UN AEROPUERTO CÉNTRICO

Curiosamente, queda a la vista de todos un espectacular recuerdo de la época de los grandes dirigibles: un mástil de amarre que se diseñó para ser el punto de atraque de los dirigibles en sus vuelos transatlánticos, ofreciéndoles la ventaja de un «aeropuerto» céntrico: El Empire Estate Building, que tras la caída de las Torres Gemelas volvió a ser el edificio más alto de Nueva York, tiene esa curiosa forma de remate en el punto más alto porque se diseñó para que allí atracasen el Hindenburg y sus herederos y cualquiera que ahora visite el último mirador todavía puede imaginar el dirigible con su mole de casi doscientos cincuenta metros de largo enganchada donde después se añadió una antena de radio y a los pasajeros bajando por la escalerilla de proa al corredor circular que corona el edificio para, con un simple ascensor, terminar de aterrizar en el centro de la ciudad.

El Empire Estate Building con la cima iluminada en una noche nubosa. Foto de José Antonio de la Torre Arias.

De hecho, se llegaron a reservar espacios en los últimos pisos para salas de espera, taquillas, revisión de equipajes, etc., e incluso los abogados del constructor del edificio (que era el impulsor de la idea) prepararon sus argumentos para cuando los vecinos de los edificios próximos les demandasen por poner un monstruo de doscientos mil metros cúbicos sobre sus cabezas. Pero nunca atracaron allí los grandes dirigibles, porque eso no era más que una locura digna de compararse a la Torre de Babel. Para empezar, el aire que recorre las profundas calles de Nueva York produce unas turbulencias que parecen pensadas para espantar dirigibles. Además, atracar en esa azotea hubiese hecho descargar pasajeros, algunos quizá de cierta edad, con sus equipajes y carga o repostar combustible a través de una escalerilla única y no muy amplia, a medio kilómetro del suelo y que se estaría moviendo a un lado y a otro, dando vueltas alrededor del edificio al capricho del viento, porque no habría amarres de popa que sujetasen la nave y esta pivotaría sobre el enganche de proa, haciendo que el último escalón nos depositase en una plataforma que casi siempre estaría girando poco a poco a uno u otro lado.

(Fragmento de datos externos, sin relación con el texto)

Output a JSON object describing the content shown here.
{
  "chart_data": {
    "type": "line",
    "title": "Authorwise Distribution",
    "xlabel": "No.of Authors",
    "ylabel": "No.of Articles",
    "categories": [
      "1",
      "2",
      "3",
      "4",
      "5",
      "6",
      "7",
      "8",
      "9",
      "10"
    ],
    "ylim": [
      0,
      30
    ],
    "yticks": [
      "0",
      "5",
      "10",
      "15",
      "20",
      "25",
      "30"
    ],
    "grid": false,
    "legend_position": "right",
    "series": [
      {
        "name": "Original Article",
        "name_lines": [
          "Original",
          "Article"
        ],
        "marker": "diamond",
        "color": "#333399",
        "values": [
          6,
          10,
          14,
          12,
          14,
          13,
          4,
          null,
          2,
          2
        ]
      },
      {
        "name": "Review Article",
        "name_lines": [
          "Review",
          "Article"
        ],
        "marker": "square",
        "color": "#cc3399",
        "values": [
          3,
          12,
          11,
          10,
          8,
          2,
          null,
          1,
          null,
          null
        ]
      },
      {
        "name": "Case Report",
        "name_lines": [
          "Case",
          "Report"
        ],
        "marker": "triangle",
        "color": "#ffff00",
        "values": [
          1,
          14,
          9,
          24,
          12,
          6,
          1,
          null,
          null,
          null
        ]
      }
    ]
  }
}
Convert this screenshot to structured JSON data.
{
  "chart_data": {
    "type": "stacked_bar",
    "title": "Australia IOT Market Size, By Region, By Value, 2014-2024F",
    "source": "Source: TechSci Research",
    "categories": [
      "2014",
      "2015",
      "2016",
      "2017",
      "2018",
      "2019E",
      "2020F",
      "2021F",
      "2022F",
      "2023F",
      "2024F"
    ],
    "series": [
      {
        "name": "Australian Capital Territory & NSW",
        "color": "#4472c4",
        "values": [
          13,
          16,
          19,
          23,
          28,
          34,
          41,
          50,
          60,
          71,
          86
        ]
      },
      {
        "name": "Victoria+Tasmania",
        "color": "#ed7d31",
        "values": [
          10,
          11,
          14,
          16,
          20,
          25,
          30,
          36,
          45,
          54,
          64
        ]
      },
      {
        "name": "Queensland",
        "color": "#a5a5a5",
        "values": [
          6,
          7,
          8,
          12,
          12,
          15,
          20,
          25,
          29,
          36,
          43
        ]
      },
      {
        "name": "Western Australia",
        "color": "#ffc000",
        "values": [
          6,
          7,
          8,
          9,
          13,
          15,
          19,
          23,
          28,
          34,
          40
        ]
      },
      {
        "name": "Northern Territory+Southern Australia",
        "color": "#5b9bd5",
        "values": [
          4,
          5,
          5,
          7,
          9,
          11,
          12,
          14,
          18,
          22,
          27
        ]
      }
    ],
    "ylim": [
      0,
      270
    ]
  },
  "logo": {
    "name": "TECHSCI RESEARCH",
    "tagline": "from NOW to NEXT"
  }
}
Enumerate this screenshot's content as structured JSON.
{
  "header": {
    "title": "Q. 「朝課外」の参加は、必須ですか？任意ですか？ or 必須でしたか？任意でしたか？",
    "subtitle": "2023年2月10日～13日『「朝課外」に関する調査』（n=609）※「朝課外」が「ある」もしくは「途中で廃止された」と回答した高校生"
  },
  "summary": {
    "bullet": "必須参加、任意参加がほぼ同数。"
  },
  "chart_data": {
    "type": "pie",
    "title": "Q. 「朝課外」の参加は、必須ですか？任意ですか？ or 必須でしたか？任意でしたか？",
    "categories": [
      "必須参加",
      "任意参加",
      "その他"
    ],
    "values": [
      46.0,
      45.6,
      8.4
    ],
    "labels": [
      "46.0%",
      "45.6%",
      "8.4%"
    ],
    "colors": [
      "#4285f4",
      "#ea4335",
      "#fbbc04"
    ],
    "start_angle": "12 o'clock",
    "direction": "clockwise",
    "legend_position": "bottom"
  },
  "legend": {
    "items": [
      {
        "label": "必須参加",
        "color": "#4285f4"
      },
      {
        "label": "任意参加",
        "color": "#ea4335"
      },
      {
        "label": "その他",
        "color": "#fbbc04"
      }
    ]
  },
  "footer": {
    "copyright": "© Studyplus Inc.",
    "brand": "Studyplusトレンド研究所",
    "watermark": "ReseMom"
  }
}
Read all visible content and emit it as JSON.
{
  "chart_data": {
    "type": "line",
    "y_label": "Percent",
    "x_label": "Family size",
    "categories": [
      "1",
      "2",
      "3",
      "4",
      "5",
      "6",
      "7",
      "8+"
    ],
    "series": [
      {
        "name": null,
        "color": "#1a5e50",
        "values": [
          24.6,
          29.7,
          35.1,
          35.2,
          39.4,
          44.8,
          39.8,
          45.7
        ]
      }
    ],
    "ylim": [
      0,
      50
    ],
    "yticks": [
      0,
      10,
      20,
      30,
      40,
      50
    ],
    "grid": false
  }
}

Para más espanto, cada vez que el dirigible soltase lastre, este caería sobre los paseantes y taxis de la Quinta Avenida. Por suerte el lastre no es más que agua que se suelta por un desagüe, aunque en el caso de las maniobras de despegue y atraque se puede soltar por toneladas en pocos segundos. Y no hablemos de los peligros de una maniobra sin apenas personal de tierra, porque no habría sitio para mucha gente en la cima del edificio.

Fue otra de tantas locuras que se cometen cuando se afrontan las cosas con el corazón en lugar de con la cabeza. Pero esta tenía su lado bonito y romántico, como casi todo lo que se mueve alrededor de aquellos gigantes del cielo.